My brain is refusing to think about these any more. Apparently my thinking is super flawed here. Functions are: 1) $x^3+x$, 2)$x^3-x$, 3)$\sin x + \sin 2x$, 4) $x + \text{arctg}x$, 5)$e^{\ln{(x^2+1)}}$, 6) $3x + \sin x$.

The two conditions that I use to identify the functions that have an inverse are the following. a) $f(x_1) \neq f(x_2) \forall x_1 \neq x_2$ and b) for any $y \in Y$, we can find an $x \in X$, s.t. $f(x) = y$. These two conditions (injection and surjection) give us a one-to-one function, thus we can invert it. i.e. there exists $g(x)$ s.t. $g(f(x)) = x$.

Using these two conditions I reason like follows:

1) We can find inverse. Because there are no two $x$s that map the function to the same value, and each $x$ corresponds to each $f(x)$

2) We cannot find an inverse.
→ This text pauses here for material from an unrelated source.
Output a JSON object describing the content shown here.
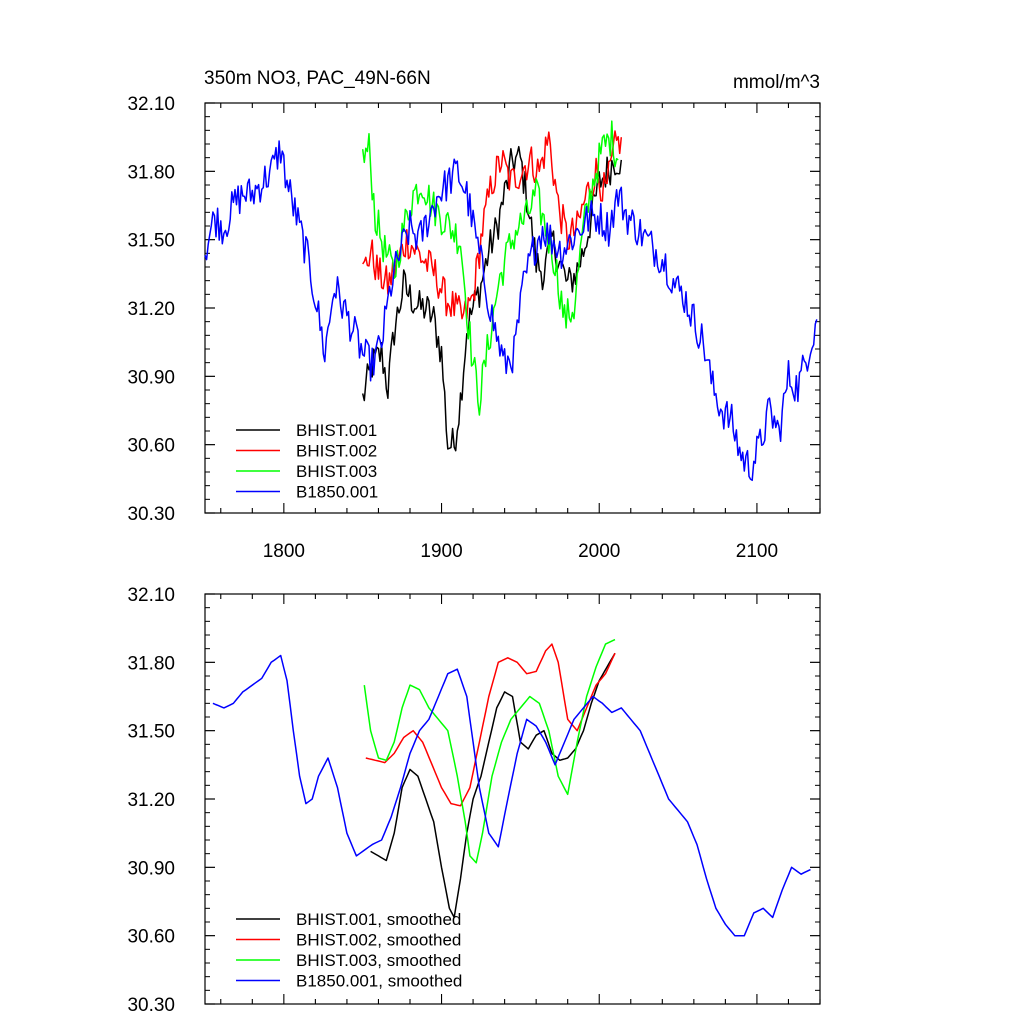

Because condition a) is not satisfied for $x_1 = -1$ and $x_2 = 1$.

3) Since sine's function inverse is only defined on $[-\pi/2, \pi/2]$, we cannot define the inverse for all reals <- This may be very wrong. Perhaps the fact that it is only defined on this interval does not imply that it is not defined on every real.

4) same as 3.

5) Definitely invertible.

6) same argument as 3.


For $1,4,6$ you can use the derivative.

$$f_1'(x)=3x^2+1>0$$ $$f_4'(x)=1+\frac{1}{1+x^2}>0$$


these functions are continuous and strictly increasing, thus they have an inverse defined for all reals .

for the others,

$$f_2(-1)=f_2(1)$$ $$f_3(0)=f_3(\pi)$$ $$f_5(-1)=f_5(1)$$ So, they are not.